Philbrick v. City of Miami Beach

Appeal brings for review final decree of injunction whereby it was, inter alia, adjudged and decreed:

"The defendants, W.L. Philbrick, Director of Funerals, Inc., and W.L. Philbrick, their servants, agents and employees and each and every of them be and they are hereby permanently and perpetually enjoined and restrained from using lots 8 and 9, Block 3, of Fisher's First Subdivision of Alton Beach, according to the plat thereof recorded in Plat Book 2 at page 77 of the Public Records of Dade County, Florida, and the improvements and buildings situate thereon as a funeral home, a funeral parlor or undertaking establishment, and from using said premises for the purposes of conducting funerals or acting as funeral directors, and that they cease and desist from conducting and holding funerals on said premises, and from advertising or holding themselves out as conducting said business thereon contrary to the provisions of any valid, subsisting ordinance of the City of Miami Beach, prohibiting such uses and actions, but this injunction shall not become effective until ten days from this date."
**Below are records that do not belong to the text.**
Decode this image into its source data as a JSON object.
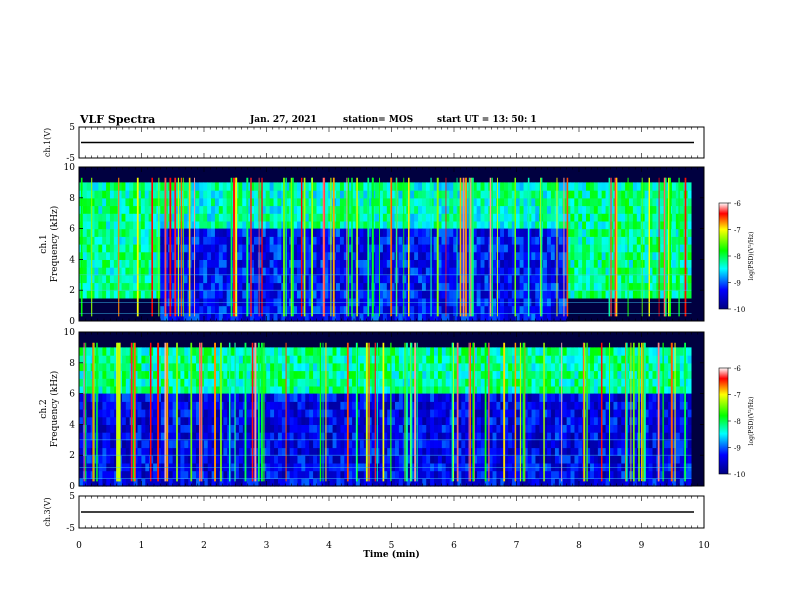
{
  "header": {
    "title": "VLF Spectra",
    "date": "Jan. 27, 2021",
    "station": "station= MOS",
    "start": "start  UT =   13: 50: 1"
  },
  "colors": {
    "colormap": [
      "#000080",
      "#0000ff",
      "#00ffff",
      "#00ff00",
      "#ffff00",
      "#ff0000",
      "#ffffff"
    ]
  },
  "chart_data": [
    {
      "type": "line",
      "name": "ch1-voltage",
      "ylabel": "ch.1(V)",
      "ylim": [
        -5,
        5
      ],
      "yticks": [
        "5",
        "-5"
      ],
      "x": [
        0,
        10
      ],
      "y": [
        0,
        0
      ]
    },
    {
      "type": "heatmap",
      "name": "ch1-spectrogram",
      "ylabel": "ch.1 Frequency (kHz)",
      "ylim": [
        0,
        10
      ],
      "yticks": [
        "0",
        "2",
        "4",
        "6",
        "8",
        "10"
      ],
      "xlim": [
        0,
        10
      ],
      "colorbar_label": "log(PSD)(V²/Hz)",
      "colorbar_ticks": [
        "-6",
        "-7",
        "-8",
        "-9",
        "-10"
      ],
      "clim": [
        -10,
        -6
      ],
      "bands": [
        {
          "t0": 0,
          "t1": 1.3,
          "f0": 1.5,
          "f1": 9.0,
          "level": -8.2
        },
        {
          "t0": 1.3,
          "t1": 7.8,
          "f0": 6.0,
          "f1": 9.0,
          "level": -8.3
        },
        {
          "t0": 1.3,
          "t1": 7.8,
          "f0": 0,
          "f1": 6.0,
          "level": -9.3
        },
        {
          "t0": 7.8,
          "t1": 9.8,
          "f0": 1.5,
          "f1": 9.0,
          "level": -8.2
        }
      ]
    },
    {
      "type": "heatmap",
      "name": "ch2-spectrogram",
      "ylabel": "ch.2 Frequency (kHz)",
      "ylim": [
        0,
        10
      ],
      "yticks": [
        "0",
        "2",
        "4",
        "6",
        "8",
        "10"
      ],
      "xlim": [
        0,
        10
      ],
      "colorbar_label": "log(PSD)(V²/Hz)",
      "colorbar_ticks": [
        "-6",
        "-7",
        "-8",
        "-9",
        "-10"
      ],
      "clim": [
        -10,
        -6
      ],
      "bands": [
        {
          "t0": 0,
          "t1": 9.8,
          "f0": 6.0,
          "f1": 9.0,
          "level": -8.2
        },
        {
          "t0": 0,
          "t1": 9.8,
          "f0": 0,
          "f1": 6.0,
          "level": -9.4
        }
      ]
    },
    {
      "type": "line",
      "name": "ch3-voltage",
      "ylabel": "ch.3(V)",
      "ylim": [
        -5,
        5
      ],
      "yticks": [
        "5",
        "-5"
      ],
      "x": [
        0,
        10
      ],
      "y": [
        0,
        0
      ]
    }
  ],
  "xaxis": {
    "label": "Time (min)",
    "ticks": [
      "0",
      "1",
      "2",
      "3",
      "4",
      "5",
      "6",
      "7",
      "8",
      "9",
      "10"
    ]
  }
}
The case appears to be ruled by our opinion and judgment in the case of State ex rel. Skillman v. City of Miami, 101 Fla. 585, 134 So. 541. It is true that the Skillman case originated with the issuance of a writ of habeas corpus, while in the instant case suit was instituted in Chancery by a municipality, the *Page 541 City of Miami Beach, to enjoin the conducting of a funeral home in a residential district of the City of Miami Beach in violation of the Zoning Ordinance of the City of Miami Beach, Florida.

Had the suit been brought by an individual, the contention of the appellant that special injury would have to be shown might be sustained; but, as it is, suit was brought by the governmental authorities in the governmental function of protecting the public.

In Pompano Horse Club v. State, 93 Fla. 415, 111 So. 801, we held:

"The duty of protecting the property right of all its citizens is sufficient warranty in issuing the injunction. Therefore, wherever a public nuisance is shown, equity must enjoin it at the suit of the government. Every place where a public statute is openly, publicly, repeatedly, continuously, persistently and intentionally violated, is a public nuisance."

This enunciation, coupled with what we said in the Sillman case, supra, is sufficient to warrant the injunctive relief.

No reversible error being made to appear in the record the decree is affirmed.

BROWN, C. J., WHITFIELD, BUFORD and ADAMS, J. J., concur.